Ужасающие цифры неожиданно прерывались бытовыми деталями. Обвинитель говорил о похищенных в различных странах произведениях искусства. Геринг составил прекрасную коллекцию картин старых мастеров. Не помню, почему зашла речь о том, как он торговался, уже не похищая, а покупая сервиз. Ну да, у него был прекрасный сервиз, он вообще любит красоту; перечисляя свои титулы, он не забыл упомянуть, что состоял не только начальником лесного ведомства, но и председателем объединения охотников. Убийца чехов Нейрат объяснил: «События застали меня врасплох. Гитлер меня вызвал и сказал: «Вы человек современный, то есть хладнокровный, вы справитесь с чехами…» Специальностью Штрейхера были евреи. Он походил на старого раздражительного обыватели. Двадцать лет назад здесь же, в Нюрнберге, его заподозрили в растлении малолетней, но он выкрутился грехи молодости. Когда его начали допрашивать о количестве убитых евреев, он изумился: «Я всегда был горячим сторонником Теодора Герцля, я считал, что евреям нужно предоставить Палестину…»

Я глядел на них и видел одно - страх.
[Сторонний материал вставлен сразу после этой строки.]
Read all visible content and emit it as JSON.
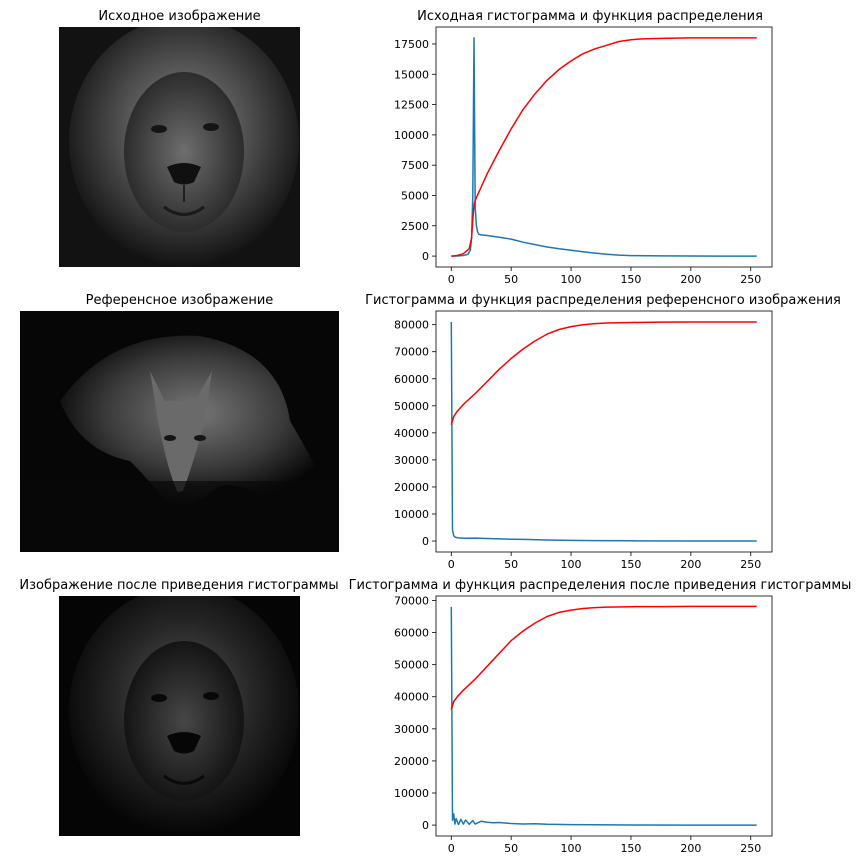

Одно дело - убить миллион людей, это программа, административное рвение, партийная дисциплина, азарт; другое - чувствовать, что через месяц или через полгода убьют тебя - Германа, Юлиуса, Рудольфа, Альфреда. Одни пытались спорить о судебной процедуре - Зейсс-Инкварт, истязавший Голландию, получил юридическое образование и вдруг вспомнил основы права, другие пытались понравиться судьям чувствительностью или хотя бы учтивостью, обстоятельностью показаний, третьи валили на соседа по скамье, и все - на Гитлера. Конечно, Гитлера в Нюрнберге не было, но, может быть, если бы он не покончил с собой в минуту аффекта, то и он валил бы все на других, заверял бы, что хотел благоденствия Германии и всей Европы, но его идеи искажались, от него многое скрывали, его обманывали.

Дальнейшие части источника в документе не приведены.